Saturday, July 9, 2011

Know When to Fold 'Em...

Many, many years ago, I used to enjoy gambling. Blackjack, to be specific. At first, it was the mystique of the casino; the buttons and neon-colored lights on all the machines, the sounds of jackpots and semi-jackpots calling to you to empty the loose change from your pockets before you even get your wallet out and hit the cashier, even the smells of the casino.

Yes, there are smells....honest. Some are good...some not so good.

The good...the all-you-can-eat buffet, the occasional pipe aroma wafting through the air, and if you're lucky, the smell of a stack of bills as you walk out the front door with the house's money. The bad...the smell of mini-buckets of dirty nickels and quarters being hauled around under watchful eyes by little old ladies taking their weekly (sometimes daily) bus trip, the various odors of the regular degenerate gamblers who threw bathing out the window because 'they were on a roll and couldn't quit now', and the over-perfumed women (it's always Vanilla Fields...blech) who try to mask the scent of gin and Virginia Slims they constantly exude. 

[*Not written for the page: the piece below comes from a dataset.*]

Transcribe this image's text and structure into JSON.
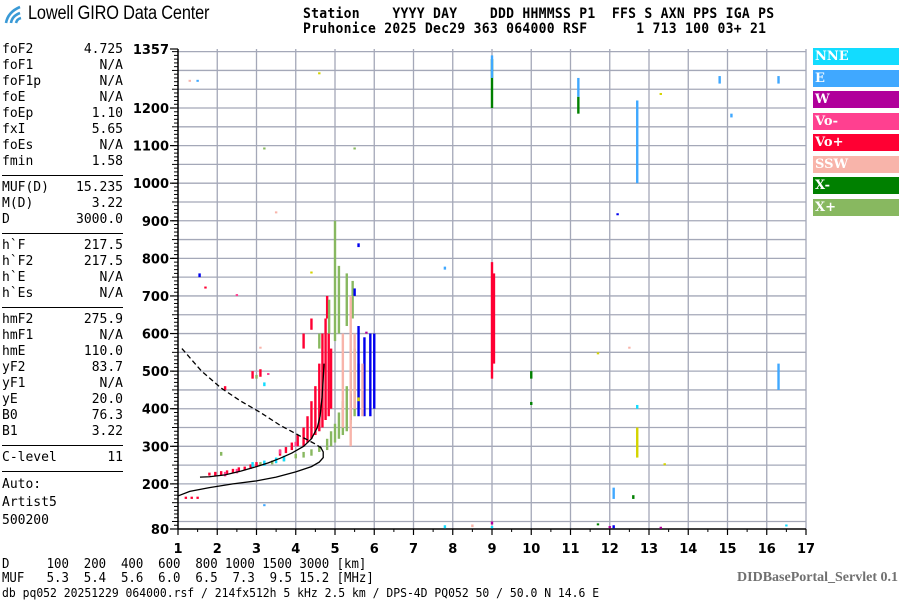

The very first time I ever went to a casino, I sat down in front of the first machine I saw, put in one quarter, and won $75. I was hooked. I was gonna be richer than Bruce Springsteen...I had it all planned out. Come up here a few times a week, bring a roll of quarters, and walk out on rose petals drinking a bottle of Dom Perignon with an escort on each arm like Ice-T or Hugh Hefner. My dreams were soon dashed. I realized very quickly that the house, not I, had the overall advantage. Then the scheming started...that didn't last long either. I figured out that if I was going to be a successful gambler, a real high roller, I was just going to have to learn how to play the games by the rules and win by strategy, not cheating. Face it...you can't cheat a casino. You might do it once, maybe even three or four times, but you WILL get caught and if you did, you might never be seen again. I didn't have the balls to try.

Soon enough, I found the blackjack tables. I started small, only playing at the three dollar tables. After a while, I learned how to play the game; when to hit, when to stand, when to hold, when to double...all that good stuff. I got pretty good, and I knew the game fairly well. I graduated up to the nickel tables, and once in a while I ventured into the quarter table territory, but not very often.

One night, I decided to try my luck at the quarter tables hoping to win some real money. After I sat down and started playing, I was having the night of my life. I walked in with around $200, and was up over $1,000. I couldn't lose no matter how hard I tried. I felt like Tony Montana...the world was mine and there was nobody who could stop me. Or so I thought.

After a while, a well-dressed man in a very nice suit came over and asked me if I'd like to join this table over in a little corner off of the rest of the tables, the one in a blue haze of expensive cigar smoke and smelling of Old Spice and whiskey. It was a hundred dollar table...somewhere I had only dreamed of playing. My eyebrows went up almost as quick as my heartbeat. I took my stacks and followed the nice man over to the new table and sat at the open spot. I was the youngest player there by a long shot...the next oldest guy there was at least twice my age, and they just got older from there. My luck seemed to follow me there also...soon enough, I was up over $6,000, and I was ON FIRE. Unstoppable. Unbeatable.

Until...it happened.

I caught some bad cards, and I started to sweat a little. My vast fortune was dropping by as much as $500 a hand, and all of a sudden it was like someone turned on a switch and the shoes turned to complete shit. I started to bet bigger and play more erratic to make up for my losses, and I could feel my luck slipping away. I'm sure the free drinks the waitresses kept bringing didn't help any, either. Those broads knew what they were doing. By this time I knew I had already had quite a bit to drink, but I was losing my ass in a big hurry, which took my mind off the booze. The only thing going through my mind at that time was despair and sorrow.

My last hand there was a $250 bet...a little more than I had in my pocket when I walked in the door quite a few hours and almost as many drinks ago. My 19 lost to the dealer's 20 and I was flat busted. Broke as a sonofabitch and I was devastated. I thanked the dealer and didn't say another word to anyone. I walked out with my head to the ground in shame and I couldn't forgive myself for not getting up and walking out when I had over SIX THOUSAND DOLLARS of the house's money sitting in front of me.

I learned an expensive lesson that day...and I haven't played a single hand of blackjack since.